During 2017 he presented further Channel 5 programmes: Inside the Tube – Going Underground, Great British Royal Ships, and The World's Greatest Bridges. He co-presented The Great Fire (with Dan Jones and Suzannah Lipscomb) and Brunel:The Man who Built Britain. He also presented the BBC show Invented in The South.

In 2018 Bell presented further programmes for Channel 5 with The Flying Scotsman airing in February, World's Tallest Skyscrapers in June and Walking Britain's Lost Railways in September. A second series of Walking Britain's Lost Railways premiered in 2020.
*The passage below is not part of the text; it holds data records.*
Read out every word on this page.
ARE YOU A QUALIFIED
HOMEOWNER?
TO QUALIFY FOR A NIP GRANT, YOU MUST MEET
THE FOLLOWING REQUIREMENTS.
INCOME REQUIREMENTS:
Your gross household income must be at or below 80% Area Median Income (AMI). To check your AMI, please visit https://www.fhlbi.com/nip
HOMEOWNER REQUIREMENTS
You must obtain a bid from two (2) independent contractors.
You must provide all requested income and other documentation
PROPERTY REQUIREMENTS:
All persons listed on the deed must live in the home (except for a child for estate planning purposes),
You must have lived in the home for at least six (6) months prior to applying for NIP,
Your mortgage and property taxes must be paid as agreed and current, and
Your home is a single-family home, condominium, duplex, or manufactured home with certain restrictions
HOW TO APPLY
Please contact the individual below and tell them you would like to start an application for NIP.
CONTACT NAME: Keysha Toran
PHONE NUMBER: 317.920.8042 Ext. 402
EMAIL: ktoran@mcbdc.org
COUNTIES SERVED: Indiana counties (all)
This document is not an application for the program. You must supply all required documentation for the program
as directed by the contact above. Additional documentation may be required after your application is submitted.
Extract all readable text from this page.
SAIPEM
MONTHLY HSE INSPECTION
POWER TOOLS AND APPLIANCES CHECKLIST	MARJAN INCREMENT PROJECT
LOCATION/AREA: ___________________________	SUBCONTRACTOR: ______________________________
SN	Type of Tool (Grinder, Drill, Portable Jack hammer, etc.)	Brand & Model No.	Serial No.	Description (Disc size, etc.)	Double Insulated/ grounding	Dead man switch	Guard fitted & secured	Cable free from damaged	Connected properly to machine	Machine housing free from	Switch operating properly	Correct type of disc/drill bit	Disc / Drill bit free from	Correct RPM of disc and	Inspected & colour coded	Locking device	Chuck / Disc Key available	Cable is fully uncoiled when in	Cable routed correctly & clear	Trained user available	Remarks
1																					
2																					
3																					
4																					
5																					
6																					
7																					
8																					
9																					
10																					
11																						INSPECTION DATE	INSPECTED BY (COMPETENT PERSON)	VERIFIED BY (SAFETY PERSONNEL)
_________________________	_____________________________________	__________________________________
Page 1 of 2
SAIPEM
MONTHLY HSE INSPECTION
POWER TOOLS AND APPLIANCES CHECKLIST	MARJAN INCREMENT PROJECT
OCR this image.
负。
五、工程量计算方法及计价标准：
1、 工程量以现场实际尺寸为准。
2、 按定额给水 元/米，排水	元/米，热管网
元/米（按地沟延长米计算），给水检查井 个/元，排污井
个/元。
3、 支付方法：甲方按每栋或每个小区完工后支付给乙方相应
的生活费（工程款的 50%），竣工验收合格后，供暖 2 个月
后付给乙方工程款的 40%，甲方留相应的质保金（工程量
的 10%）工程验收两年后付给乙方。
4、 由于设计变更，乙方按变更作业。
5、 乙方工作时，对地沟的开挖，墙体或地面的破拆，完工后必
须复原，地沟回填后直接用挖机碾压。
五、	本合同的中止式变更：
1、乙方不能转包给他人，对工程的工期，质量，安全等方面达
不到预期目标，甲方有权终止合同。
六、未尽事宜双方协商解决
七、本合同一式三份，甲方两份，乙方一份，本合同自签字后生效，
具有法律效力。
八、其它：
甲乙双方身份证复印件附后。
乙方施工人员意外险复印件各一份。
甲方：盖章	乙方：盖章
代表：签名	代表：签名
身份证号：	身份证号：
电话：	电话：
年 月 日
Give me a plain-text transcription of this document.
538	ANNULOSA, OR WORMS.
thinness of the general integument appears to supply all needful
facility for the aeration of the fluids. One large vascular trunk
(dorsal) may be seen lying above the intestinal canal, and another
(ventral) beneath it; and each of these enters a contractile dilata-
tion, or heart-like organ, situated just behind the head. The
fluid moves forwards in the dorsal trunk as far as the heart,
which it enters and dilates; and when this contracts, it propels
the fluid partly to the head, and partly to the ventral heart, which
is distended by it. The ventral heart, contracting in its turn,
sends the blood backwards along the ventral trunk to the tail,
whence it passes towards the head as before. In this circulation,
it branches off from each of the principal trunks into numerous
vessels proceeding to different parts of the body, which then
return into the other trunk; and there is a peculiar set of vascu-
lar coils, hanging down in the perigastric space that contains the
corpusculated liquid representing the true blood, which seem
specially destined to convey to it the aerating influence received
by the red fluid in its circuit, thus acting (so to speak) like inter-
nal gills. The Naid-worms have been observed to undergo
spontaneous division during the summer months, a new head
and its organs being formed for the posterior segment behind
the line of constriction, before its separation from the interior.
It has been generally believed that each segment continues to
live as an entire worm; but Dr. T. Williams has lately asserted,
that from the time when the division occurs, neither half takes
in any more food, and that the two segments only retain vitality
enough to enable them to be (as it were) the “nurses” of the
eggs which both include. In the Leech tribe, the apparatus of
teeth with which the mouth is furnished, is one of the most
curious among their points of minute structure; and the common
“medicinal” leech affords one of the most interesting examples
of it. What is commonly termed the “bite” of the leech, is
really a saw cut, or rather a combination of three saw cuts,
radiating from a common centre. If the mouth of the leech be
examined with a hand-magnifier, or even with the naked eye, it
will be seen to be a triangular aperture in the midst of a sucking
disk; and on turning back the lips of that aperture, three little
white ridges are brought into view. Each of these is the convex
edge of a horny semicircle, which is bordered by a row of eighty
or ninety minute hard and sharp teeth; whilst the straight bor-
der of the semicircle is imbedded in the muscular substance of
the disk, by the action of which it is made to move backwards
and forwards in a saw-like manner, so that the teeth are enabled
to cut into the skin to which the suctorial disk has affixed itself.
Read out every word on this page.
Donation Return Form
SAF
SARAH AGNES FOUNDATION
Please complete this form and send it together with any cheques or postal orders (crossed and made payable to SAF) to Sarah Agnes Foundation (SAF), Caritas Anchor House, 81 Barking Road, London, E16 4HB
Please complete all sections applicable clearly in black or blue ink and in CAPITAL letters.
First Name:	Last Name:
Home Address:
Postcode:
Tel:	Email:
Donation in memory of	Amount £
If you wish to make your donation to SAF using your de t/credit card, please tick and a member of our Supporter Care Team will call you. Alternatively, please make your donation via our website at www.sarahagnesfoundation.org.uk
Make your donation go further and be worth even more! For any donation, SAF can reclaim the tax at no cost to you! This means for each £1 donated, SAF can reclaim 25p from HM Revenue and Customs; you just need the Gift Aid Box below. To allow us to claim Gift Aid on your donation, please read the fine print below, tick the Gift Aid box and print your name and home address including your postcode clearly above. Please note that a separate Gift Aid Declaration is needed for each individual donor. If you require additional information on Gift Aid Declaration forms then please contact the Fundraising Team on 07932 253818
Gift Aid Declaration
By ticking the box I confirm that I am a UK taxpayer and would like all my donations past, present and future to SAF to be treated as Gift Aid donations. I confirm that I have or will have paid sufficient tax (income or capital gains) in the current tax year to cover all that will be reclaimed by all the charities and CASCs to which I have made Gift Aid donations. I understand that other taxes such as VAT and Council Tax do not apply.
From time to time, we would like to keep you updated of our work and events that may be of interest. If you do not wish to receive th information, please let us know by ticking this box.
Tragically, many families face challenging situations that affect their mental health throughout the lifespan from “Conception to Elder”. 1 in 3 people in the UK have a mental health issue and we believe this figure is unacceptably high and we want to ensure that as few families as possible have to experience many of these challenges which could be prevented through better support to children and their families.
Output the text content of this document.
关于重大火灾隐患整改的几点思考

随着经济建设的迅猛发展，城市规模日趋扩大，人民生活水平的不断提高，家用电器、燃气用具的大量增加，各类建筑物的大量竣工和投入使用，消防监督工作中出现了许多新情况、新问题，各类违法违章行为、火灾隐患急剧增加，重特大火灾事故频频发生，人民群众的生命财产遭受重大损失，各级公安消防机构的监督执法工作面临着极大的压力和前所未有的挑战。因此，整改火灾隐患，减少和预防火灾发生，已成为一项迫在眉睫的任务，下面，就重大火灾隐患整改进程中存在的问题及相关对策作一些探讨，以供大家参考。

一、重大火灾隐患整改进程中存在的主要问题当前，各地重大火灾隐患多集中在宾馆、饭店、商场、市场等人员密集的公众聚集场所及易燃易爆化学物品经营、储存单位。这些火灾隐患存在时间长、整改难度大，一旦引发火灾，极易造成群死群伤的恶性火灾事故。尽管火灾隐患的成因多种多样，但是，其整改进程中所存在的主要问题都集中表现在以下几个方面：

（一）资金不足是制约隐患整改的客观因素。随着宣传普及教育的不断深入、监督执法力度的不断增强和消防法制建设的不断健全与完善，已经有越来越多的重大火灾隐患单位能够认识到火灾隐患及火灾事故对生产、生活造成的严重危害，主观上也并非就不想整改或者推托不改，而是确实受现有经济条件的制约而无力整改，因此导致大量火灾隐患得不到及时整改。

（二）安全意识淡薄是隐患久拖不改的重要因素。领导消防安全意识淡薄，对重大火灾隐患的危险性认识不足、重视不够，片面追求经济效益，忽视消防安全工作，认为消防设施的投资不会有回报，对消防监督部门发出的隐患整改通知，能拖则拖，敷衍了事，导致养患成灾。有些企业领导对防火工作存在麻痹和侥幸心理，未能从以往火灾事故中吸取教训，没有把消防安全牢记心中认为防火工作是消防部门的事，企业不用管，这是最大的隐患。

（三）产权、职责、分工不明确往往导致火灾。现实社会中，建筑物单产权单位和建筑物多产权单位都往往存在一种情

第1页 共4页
In 2021, Bell presented the Channel 5 series London's Greatest Bridges with Rob Bell.

==Filmography==

| Year | Television series | Role | Notes | Ref |
| 2012 | Engineering Giants | Co-presenter | 3 episodes |  |
| 2013 | Rob Bell's Engineering Enigmas | Presenter |  |  |
| 2014 | The Science of D-Day | Presenter | Documentary |  |
| Secrets and Mysteries of London | Presenter | Documentary |  |
| 2015 | Underground Britain | Presenter | TV series |  |
| Haslar: Secrets of a War Hospital | Presenter | Documentary |  |
| Monster Marathon Challenge | Presenter | TV series |  |
| 2016 | Tank Men | Presenter | Documentary |  |
| Sea Cities | Co-presenter | TV series |  |
| Britain's Greatest Bridges | Presenter | TV series |  |
| 2017–present | Abandoned Engineering | Co-presenter | TV series |  |
| 2017 | Mysteries of the Abandoned | Co-presenter | TV series |  |
| Inside the Tube – Going Underground | Presenter | TV series |  |
| The World's Greatest Bridges | Presenter | TV series |  |
| The Great Fire: London Burns | Co-presenter | TV series |  |
| Brunel:The Man who Built Britain | Presenter | TV series |  |
| Invented in... | Presenter; episode "The South" | TV series |  |
| 2017–2020 | Great British Royal Ships | Presenter | TV series |  |
| 2018 | Sea Cities | Presenter | TV series |  |
| The Flying Scotsman | Presenter | TV series |  |
| Numb Skulls | Presenter | TV series; episode "Atlantic Crossing" |  |
| World's Tallest Skyscrapers: Beyond the Clouds | Presenter | TV series |  |
| 2018 – present | Walking Britain's Lost Railways | Presenter | TV series |  |
| 2019 | Building the Channel Tunnel: 25 Years On | Narrator | TV series |  |
| London: 2000 Years of History | Presenter | TV series |  |
| The Blitz: Britain On Fire | Co-presenter | TV series |  |
| Secret Nazi Bases | Co-presenter | TV series |  |
| When Buildings Collapse: World's Worst Engineering Disasters | Presenter | Documentary |  |
| 2020 | Britain's Lost Battlefields with Rob Bell | Presenter | TV series |  |
| On Board Britain's Nuclear Submarine: Trident | Presenter | Documentary |  |
| 2021 | London's Greatest Bridges with Rob Bell | Presenter | TV series |  |
| The Buildings That Fought Hitler | Presenter | TV series |  |
| 2021 – present | Building the Impossible | Presenter | TV series |  |
| 2021 | Britain's Top 10 Ships | Presenter | Documentary |  |
| The Stonehenge Enigma: What Lies Beneath? | Presenter | Documentary |  |
| When Big Things Go Wrong | Contributor | TV series |  |
| 2022 | Rob Bell's Engineering Reborn | Presenter | TV series |  |
| British Planes That Won the War with Rob Bell | Presenter | TV series |  |
| 2023 | Britannia: Secrets of the Royal Yacht | Presenter | Documentary |  |
| 2024 | Inside Nuclear – Heysham 2 | Presenter | Documentary |  |

== Honours and awards ==
Rob Bell was awarded an Honorary Doctorate of Engineering (DEng) by the University of Bath in January 2025. The award recognised Bell's work in promoting the work of those in the engineering fields: 'a true champion for the engineering field and a great communicator for its benefits'.